February 20, 2023

Categoria: Recensioni

Tempo di lettura: 2 min.

Sabato 18 febbraio era il mio anniversario di tesi. Non me lo ricordo mai, ma c’è la mia amica Paola che si è laureata con me che ogni tanto se lo ricorda e mi manda un messaggio. Così sabato scorso, pensando a quel giorno, mi sono ricordata dell’album che mio fratello aveva fatto per l’occasione, raccogliendo le foto che mi furono scattate: ma la foto che apriva l’album non era per me. Era la prima pagina della Gazzetta dello sport: Se n’è andato!. Il riferimento era a Marco Pantani, alla sua morte avvenuta qualche giorno prima. Io celebravo la fine dei miei studi e l’Italia salutava la tragica fine di Pantani, con il funerale proprio in quel giorno.

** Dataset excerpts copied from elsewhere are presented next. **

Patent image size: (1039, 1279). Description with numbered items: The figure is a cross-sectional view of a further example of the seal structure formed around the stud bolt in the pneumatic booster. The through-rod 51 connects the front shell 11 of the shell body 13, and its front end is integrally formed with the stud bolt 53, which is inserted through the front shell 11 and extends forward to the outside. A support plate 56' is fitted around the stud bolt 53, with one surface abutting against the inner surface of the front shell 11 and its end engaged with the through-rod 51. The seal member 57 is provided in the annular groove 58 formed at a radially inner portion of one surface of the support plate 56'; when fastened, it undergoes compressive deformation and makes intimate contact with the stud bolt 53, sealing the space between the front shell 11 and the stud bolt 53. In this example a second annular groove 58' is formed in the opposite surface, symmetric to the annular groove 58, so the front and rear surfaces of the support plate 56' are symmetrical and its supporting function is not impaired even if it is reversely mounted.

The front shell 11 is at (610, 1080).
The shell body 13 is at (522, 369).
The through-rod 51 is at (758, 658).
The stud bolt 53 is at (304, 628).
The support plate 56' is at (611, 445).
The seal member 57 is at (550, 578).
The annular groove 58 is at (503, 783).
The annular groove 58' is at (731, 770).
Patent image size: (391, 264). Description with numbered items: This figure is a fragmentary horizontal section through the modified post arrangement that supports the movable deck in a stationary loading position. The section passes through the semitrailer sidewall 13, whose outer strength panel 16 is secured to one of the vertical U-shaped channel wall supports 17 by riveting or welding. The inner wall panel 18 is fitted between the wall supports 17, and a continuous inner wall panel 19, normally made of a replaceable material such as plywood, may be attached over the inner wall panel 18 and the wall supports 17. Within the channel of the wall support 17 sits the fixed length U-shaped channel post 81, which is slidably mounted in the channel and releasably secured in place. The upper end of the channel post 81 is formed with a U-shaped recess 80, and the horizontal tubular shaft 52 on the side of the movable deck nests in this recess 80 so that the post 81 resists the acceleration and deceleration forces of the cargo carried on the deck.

Mi ricordo mio padre, grandissimo fan di Pantani: te lo ricorderai per tutta la vita, laureata lo stesso giorno del funerale di Pantani, e no, non è un pensiero ricorrente, però, complice un sabato senza impegni, mi sono guardata il film Il Caso Pantani. Non sono mai stata un’appassionata di ciclismo, mentre mio padre sì: ho nitido il ricordo dei pomeriggi nei quali mio padre seguiva il giro d’Italia e mi ricordo di averlo visto commosso per le imprese di Pantani. Mi ricordo che mio padre, uomo abbastanza impostato e serio, saltava con i pugni tesi, incitando Pantani a staccare i suoi compagni e volare verso la vittoria. A mio padre piacevano soprattutto le tappe di montagna e in quelle Pantani dava il meglio. È con questo ricordo nel cuore che ho visto il film e ho cominciato a piangere dal primo fotogramma fino all’ultimo.

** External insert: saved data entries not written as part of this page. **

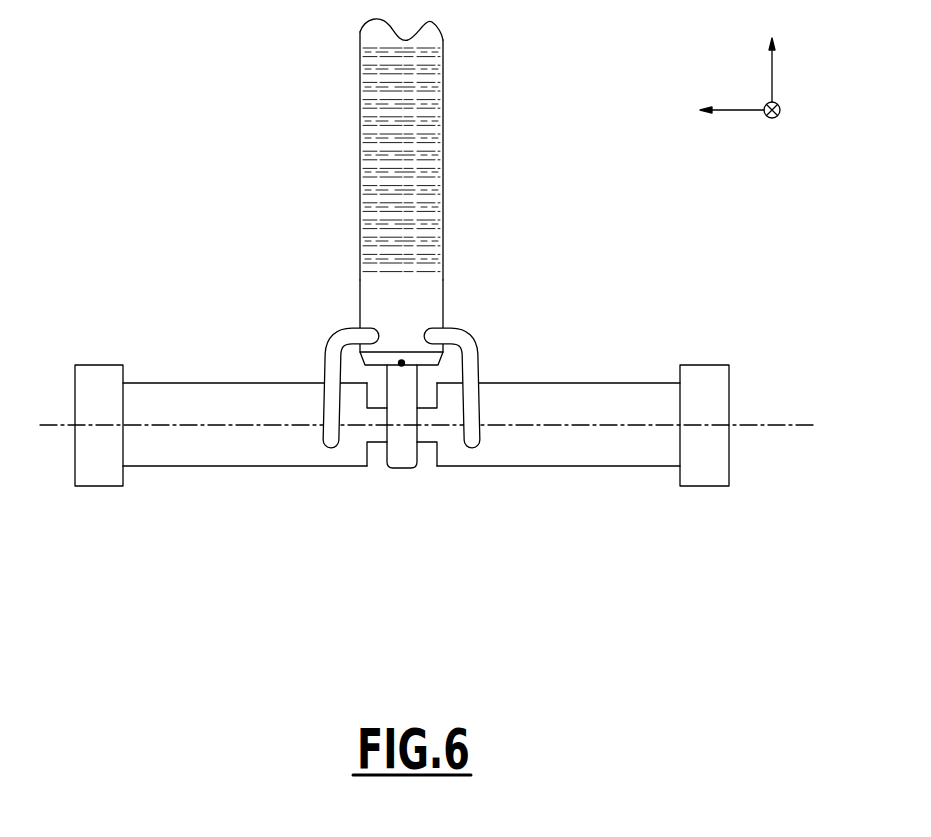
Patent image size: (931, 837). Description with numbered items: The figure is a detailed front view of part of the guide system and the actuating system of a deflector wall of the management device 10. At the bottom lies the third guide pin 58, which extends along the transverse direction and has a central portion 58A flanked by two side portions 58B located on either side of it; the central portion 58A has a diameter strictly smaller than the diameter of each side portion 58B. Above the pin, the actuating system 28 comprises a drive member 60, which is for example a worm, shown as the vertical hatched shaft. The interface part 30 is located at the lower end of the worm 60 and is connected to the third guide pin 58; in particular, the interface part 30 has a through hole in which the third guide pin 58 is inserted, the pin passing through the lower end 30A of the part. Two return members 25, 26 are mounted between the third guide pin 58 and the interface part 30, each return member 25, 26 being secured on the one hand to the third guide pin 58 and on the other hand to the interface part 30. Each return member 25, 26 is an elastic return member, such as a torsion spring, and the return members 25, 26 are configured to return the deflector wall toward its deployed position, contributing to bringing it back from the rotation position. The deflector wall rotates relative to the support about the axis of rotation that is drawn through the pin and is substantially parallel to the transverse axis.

The management device 10 is at (715, 530).
The return member 25 is at (470, 358).
The return member 26 is at (336, 341).
The actuating system 28 is at (490, 98).
The interface part 30 is at (371, 296).
The tube end face 30A is at (408, 306).
The third guide pin 58 is at (583, 478).
The central portion 58A is at (376, 418).
The side portions 58B is at (204, 405).
The drive member 60 is at (363, 150).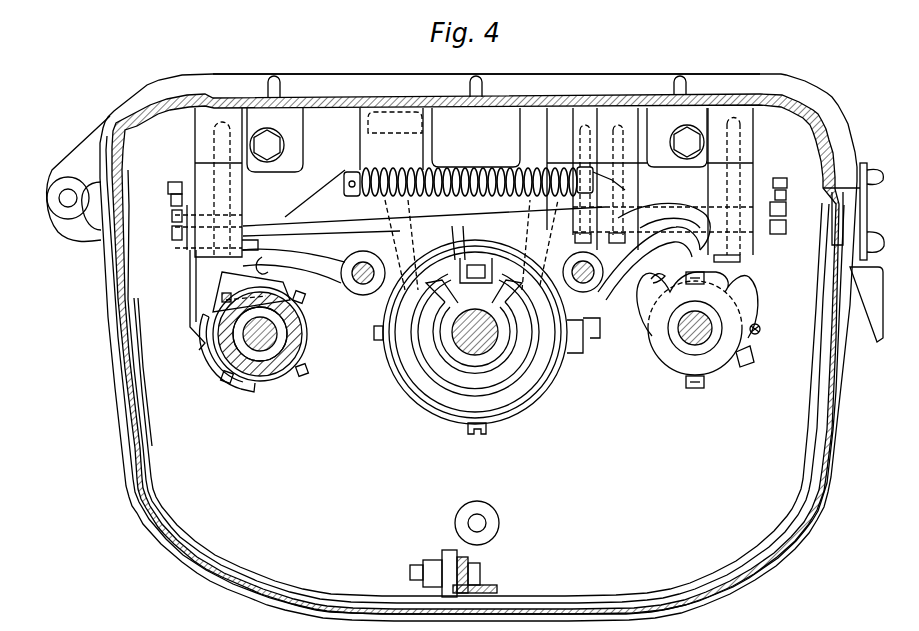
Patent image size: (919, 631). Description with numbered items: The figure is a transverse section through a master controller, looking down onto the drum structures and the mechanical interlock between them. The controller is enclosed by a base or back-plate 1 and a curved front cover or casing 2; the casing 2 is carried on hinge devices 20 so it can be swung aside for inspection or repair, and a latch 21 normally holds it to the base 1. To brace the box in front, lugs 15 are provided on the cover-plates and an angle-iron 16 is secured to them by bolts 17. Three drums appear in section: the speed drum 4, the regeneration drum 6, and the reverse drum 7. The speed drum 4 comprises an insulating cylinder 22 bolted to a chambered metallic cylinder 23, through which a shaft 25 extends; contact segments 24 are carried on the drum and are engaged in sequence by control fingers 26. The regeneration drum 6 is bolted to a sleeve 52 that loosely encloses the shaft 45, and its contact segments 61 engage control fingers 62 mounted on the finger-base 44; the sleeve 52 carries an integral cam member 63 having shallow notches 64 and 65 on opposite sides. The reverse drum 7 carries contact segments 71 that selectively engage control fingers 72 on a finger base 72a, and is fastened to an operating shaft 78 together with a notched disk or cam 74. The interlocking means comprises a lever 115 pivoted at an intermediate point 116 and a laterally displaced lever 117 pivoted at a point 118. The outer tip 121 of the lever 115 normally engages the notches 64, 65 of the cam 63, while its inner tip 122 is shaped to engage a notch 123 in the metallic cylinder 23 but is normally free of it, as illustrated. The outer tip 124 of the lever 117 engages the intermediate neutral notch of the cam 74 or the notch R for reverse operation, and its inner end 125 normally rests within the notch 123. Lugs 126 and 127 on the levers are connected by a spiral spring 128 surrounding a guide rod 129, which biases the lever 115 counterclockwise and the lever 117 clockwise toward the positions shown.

The base or back-plate 1 is at (325, 76).
The front cover or casing 2 is at (142, 505).
The speed drum 4 is at (486, 346).
The regeneration drum 6 is at (267, 353).
The reverse drum 7 is at (718, 279).
The lugs 15 is at (452, 551).
The angle-iron 16 is at (495, 587).
The bolts 17 is at (476, 572).
The hinge devices 20 is at (68, 202).
The latch 21 is at (876, 280).
The cylinder 22 is at (564, 359).
The chambered metallic cylinder or disk 23 is at (514, 389).
The outer ring 24 is at (437, 419).
The shaft 25 is at (488, 351).
The control fingers 26 is at (588, 329).
The finger-base 44 is at (237, 197).
The shaft 45 is at (270, 350).
The sleeve 52 is at (290, 343).
The contact segments 61 is at (247, 386).
The control fingers 62 is at (191, 315).
The cam member 63 is at (251, 289).
The notch 64 is at (262, 268).
The notch 65 is at (222, 296).
The contact segments 71 is at (745, 355).
The control fingers 72 is at (762, 309).
The finger base 72a is at (779, 180).
The notched disk or cam 74 is at (752, 283).
The operating shaft 78 is at (690, 341).
The lever or bar 115 is at (294, 254).
The intermediate pivotal point 116 is at (363, 286).
The lever 117 is at (663, 203).
The intermediate pivotal point 118 is at (584, 292).
The outer tip 121 is at (262, 266).
The inner tip or end 122 is at (458, 228).
The notch 123 is at (514, 253).
The outer tip 124 is at (692, 239).
The inner end or tip 125 is at (476, 270).
The lug 126 is at (347, 167).
The lug 127 is at (625, 190).
The spiral spring 128 is at (455, 154).
The guide rod 129 is at (495, 168).
The notch R is at (658, 268).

È proprio una bella storia, di un ragazzo di provincia con la passione per la bicicletta che vince, cade per gli infortuni e si rialza. Un ragazzo semplice, con una famiglia semplice, che, all’improvviso, si trova con molti soldi da gestire ed è in bilico tra i suoi valori e quelli che la società gli promette come vero benessere. E poi la ripresa dopo l’ennesimo incidente, una forza di volontà incredibile che lo porta a recuperare un terribile infortunio al ginocchio in tempi record. Fino a quel 5 giugno del 1999, quando venne trovato con valori di ematocrito superiori al normale, in circostanze però stranissime, giacché gli altri prelievi effettuati prima e dopo avevano mostrato valori normali. Pantani non si riprese più da quell’espulsione che venne vissuta come una profonda ingiustizia e finì in una profonda depressione che lo portò ad abusare di sostanze stupefacenti. Anche sulla morte di Pantani ci sono tantissimi dubbi rispetto alla dinamica con la quale sia avvenuta e il regista sposa la tesi che non fosse solo in quella stanza di albergo, ma con qualcuno che gli abbia somministrato la dose letale.

Ma a noi piace pensarlo ancora non dietro al motore, ma a cavallo della sua bicicletta, che si alza sulle gambe e comincia a pedalare, staccando il gruppo e puntando alla vetta. E il mio babbo che urla: vai pirata! Solo tu!